Manage conversations
Each user has a single rolling conversation per model and there's no per-session boundary and no timeout. Messages show in chronological order, oldest at top, newest at bottom.
You can:
- Reset the conversation. Select the New Chat button in the top right to clear your chat history (and any plans or drafts tied to it). Settings and model state are unaffected. After a reset, the agent opens fresh.

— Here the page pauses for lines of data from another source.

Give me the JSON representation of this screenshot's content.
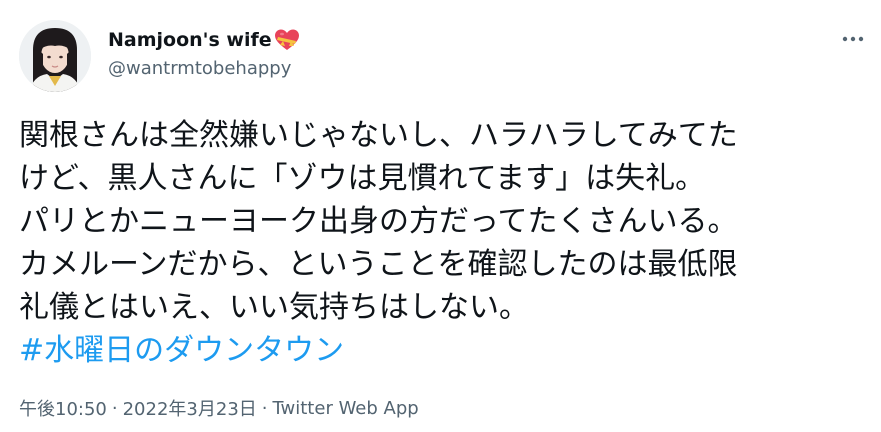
{
  "user": {
    "display_name": "Namjoon's wife",
    "handle": "@wantrmtobehappy",
    "name_emoji": "heart-with-ribbon-icon"
  },
  "tweet": {
    "lines": [
      "関根さんは全然嫌いじゃないし、ハラハラしてみてた",
      "けど、黒人さんに「ゾウは見慣れてます」は失礼。",
      "パリとかニューヨーク出身の方だってたくさんいる。",
      "カメルーンだから、ということを確認したのは最低限",
      "礼儀とはいえ、いい気持ちはしない。"
    ],
    "hashtag": "#水曜日のダウンタウン"
  },
  "meta": {
    "time": "午後10:50",
    "separator": "·",
    "date": "2022年3月23日",
    "source": "Twitter Web App"
  },
  "colors": {
    "text": "#0f1419",
    "secondary": "#536471",
    "link": "#1d9bf0"
  }
}
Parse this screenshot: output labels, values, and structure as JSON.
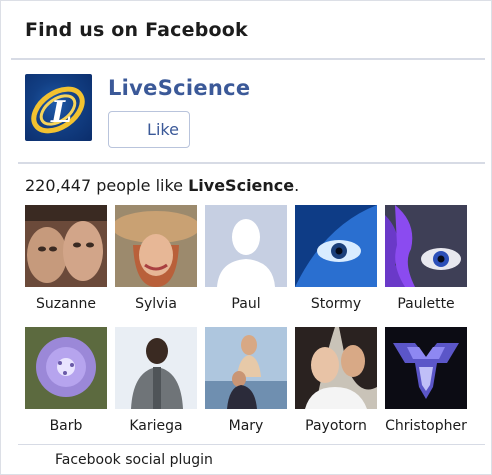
{
  "header": {
    "title": "Find us on Facebook"
  },
  "page": {
    "name": "LiveScience",
    "like_label": "Like",
    "logo_letter": "L"
  },
  "likes": {
    "count": "220,447",
    "text_middle": " people like ",
    "page_name": "LiveScience",
    "suffix": "."
  },
  "faces": [
    {
      "name": "Suzanne",
      "icon": "avatar-photo"
    },
    {
      "name": "Sylvia",
      "icon": "avatar-photo"
    },
    {
      "name": "Paul",
      "icon": "default-avatar-silhouette"
    },
    {
      "name": "Stormy",
      "icon": "avatar-photo"
    },
    {
      "name": "Paulette",
      "icon": "avatar-photo"
    },
    {
      "name": "Barb",
      "icon": "avatar-photo"
    },
    {
      "name": "Kariega",
      "icon": "avatar-photo"
    },
    {
      "name": "Mary",
      "icon": "avatar-photo"
    },
    {
      "name": "Payotorn",
      "icon": "avatar-photo"
    },
    {
      "name": "Christopher",
      "icon": "avatar-photo"
    }
  ],
  "footer": {
    "text": "Facebook social plugin"
  },
  "colors": {
    "brand_blue": "#3b5998",
    "divider": "#d7dbe5"
  }
}
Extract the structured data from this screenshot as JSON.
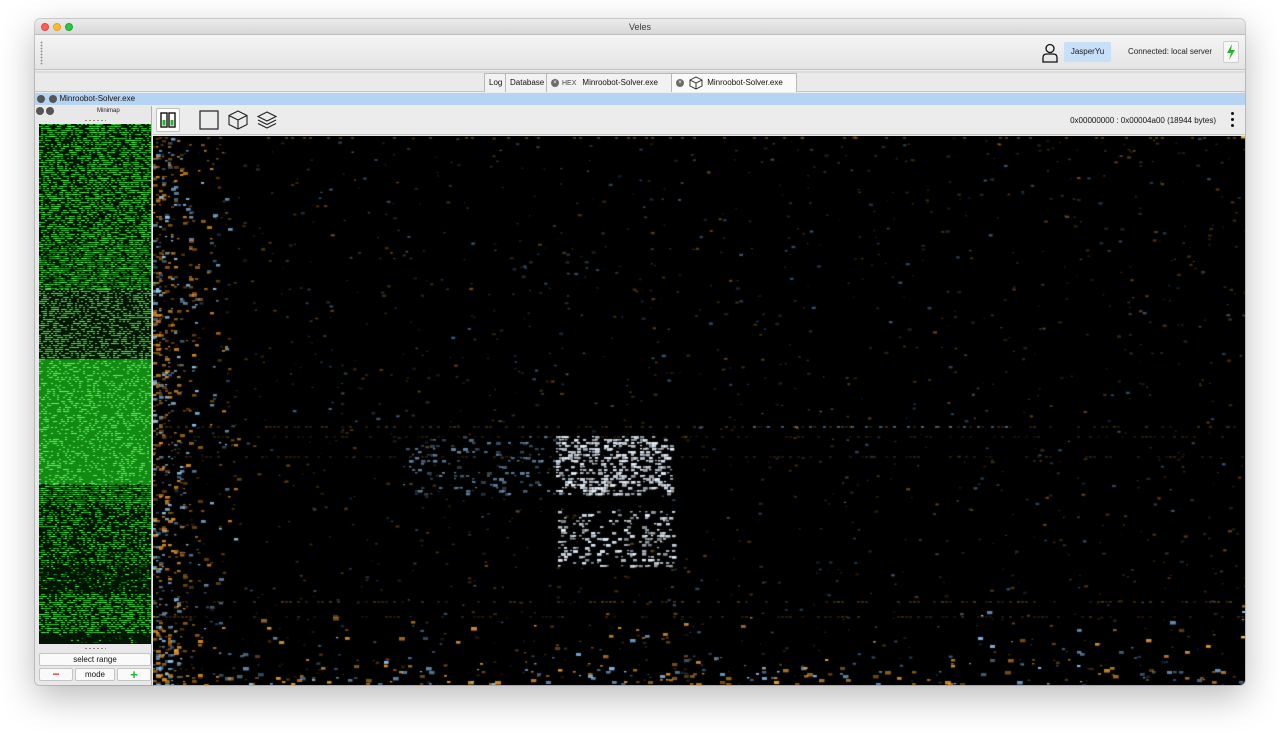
{
  "window": {
    "title": "Veles"
  },
  "toolbar": {
    "user_name": "JasperYu",
    "connection_status": "Connected: local server",
    "user_icon": "person-icon",
    "connection_icon": "lightning-bolt-icon"
  },
  "tabs": [
    {
      "label": "Log"
    },
    {
      "label": "Database"
    },
    {
      "prefix": "HEX",
      "label": "Minroobot-Solver.exe",
      "icon": "close-icon"
    },
    {
      "label": "Minroobot-Solver.exe",
      "icon": "cube-icon",
      "active": true
    }
  ],
  "filebar": {
    "file_name": "Minroobot-Solver.exe"
  },
  "minimap": {
    "title": "Minimap",
    "select_range_label": "select range",
    "mode_label": "mode",
    "minus_label": "−",
    "plus_label": "+"
  },
  "view": {
    "range_label": "0x00000000 : 0x00004a00 (18944 bytes)",
    "tools": [
      "panels-toggle-icon",
      "square-icon",
      "cube-icon",
      "layers-icon"
    ]
  },
  "colors": {
    "selection": "#b5d4f4",
    "user_button": "#c7dff7",
    "minimap_green": "#1fae1f",
    "visual_orange": "#f0a030",
    "visual_blue": "#7fc6ff"
  }
}
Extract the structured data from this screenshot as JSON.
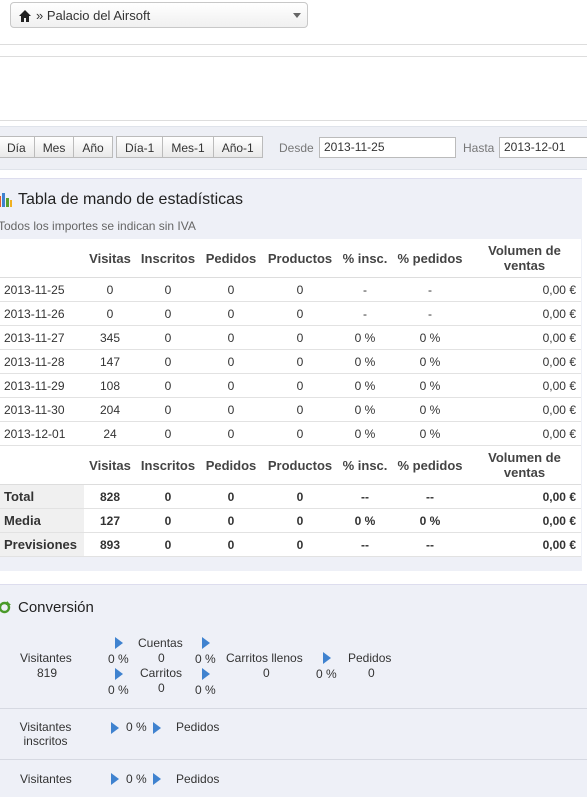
{
  "shop_selector": {
    "label": "» Palacio del Airsoft"
  },
  "toolbar": {
    "period_buttons": [
      "Día",
      "Mes",
      "Año"
    ],
    "prev_buttons": [
      "Día-1",
      "Mes-1",
      "Año-1"
    ],
    "from_label": "Desde",
    "from_value": "2013-11-25",
    "to_label": "Hasta",
    "to_value": "2013-12-01"
  },
  "stats": {
    "title": "Tabla de mando de estadísticas",
    "subtitle": "Todos los importes se indican sin IVA",
    "headers": [
      "",
      "Visitas",
      "Inscritos",
      "Pedidos",
      "Productos",
      "% insc.",
      "% pedidos",
      "Volumen de ventas"
    ],
    "rows": [
      [
        "2013-11-25",
        "0",
        "0",
        "0",
        "0",
        "-",
        "-",
        "0,00 €"
      ],
      [
        "2013-11-26",
        "0",
        "0",
        "0",
        "0",
        "-",
        "-",
        "0,00 €"
      ],
      [
        "2013-11-27",
        "345",
        "0",
        "0",
        "0",
        "0 %",
        "0 %",
        "0,00 €"
      ],
      [
        "2013-11-28",
        "147",
        "0",
        "0",
        "0",
        "0 %",
        "0 %",
        "0,00 €"
      ],
      [
        "2013-11-29",
        "108",
        "0",
        "0",
        "0",
        "0 %",
        "0 %",
        "0,00 €"
      ],
      [
        "2013-11-30",
        "204",
        "0",
        "0",
        "0",
        "0 %",
        "0 %",
        "0,00 €"
      ],
      [
        "2013-12-01",
        "24",
        "0",
        "0",
        "0",
        "0 %",
        "0 %",
        "0,00 €"
      ]
    ],
    "summary": [
      [
        "Total",
        "828",
        "0",
        "0",
        "0",
        "--",
        "--",
        "0,00 €"
      ],
      [
        "Media",
        "127",
        "0",
        "0",
        "0",
        "0 %",
        "0 %",
        "0,00 €"
      ],
      [
        "Previsiones",
        "893",
        "0",
        "0",
        "0",
        "--",
        "--",
        "0,00 €"
      ]
    ]
  },
  "conversion": {
    "title": "Conversión",
    "visitantes_label": "Visitantes",
    "visitantes_value": "819",
    "cuentas_label": "Cuentas",
    "cuentas_value": "0",
    "carritos_label": "Carritos",
    "carritos_value": "0",
    "carritos_llenos_label": "Carritos llenos",
    "carritos_llenos_value": "0",
    "pedidos_label": "Pedidos",
    "pedidos_value": "0",
    "pct_a": "0 %",
    "pct_b": "0 %",
    "pct_c": "0 %",
    "pct_d": "0 %",
    "pct_e": "0 %",
    "row2_left": "Visitantes inscritos",
    "row2_pct": "0 %",
    "row2_right": "Pedidos",
    "row3_left": "Visitantes",
    "row3_pct": "0 %",
    "row3_right": "Pedidos"
  },
  "colors": {
    "accent": "#3f82cf",
    "panel_bg": "#eef0f7"
  }
}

- See past messages as immutable. The agent never rewrites earlier responses when you change a setting or when the model is retrained. If a setting changes mid-conversation, a brief system message is inserted at the timestamp of the change so you can see what was different.
Note: When a model is retrained, all users' conversations are automatically reset. Past responses were grounded in the previous model; resetting prevents stale or contradictory answers.
Sharing
The Predict agent inherits its sharing model from the project that contains the model. Anyone with access to the project has access to the agent.
When a shared user opens the agent for the first time, they start with a fresh conversation. Conversations are per-user, not shared.
Best practices and troubleshooting
For the most reliable results:
- Start specific. Ask about one record, one predictor, or one segment at a time. Use follow-up prompts to broaden.
- Reference records by name. The agent matches partial names and surfaces close matches when there's ambiguity.
- Use English-language playbooks. Non-English content isn't blocked, but response quality may vary.
- Use thumbs-down to flag drift. If a response looks wrong, mark it so the team can investigate.
- Reset the conversation when context drifts. If you've moved across several unrelated topics, a fresh conversation produces sharper answers.
If a response looks wrong
- The agent's data is current to the model's last training run. Recent activity outside that window isn't reflected.
- If you push back on a score, the agent will list the top signals that drove it. If those signals aren't accurate for your record, that's a data-quality flag worth raising with your Pendo team.
- If the agent says it can't answer a question (for example, a counterfactual or an out-of-scope ask), the limit is intentional, see What the Predict agent doesn't do section.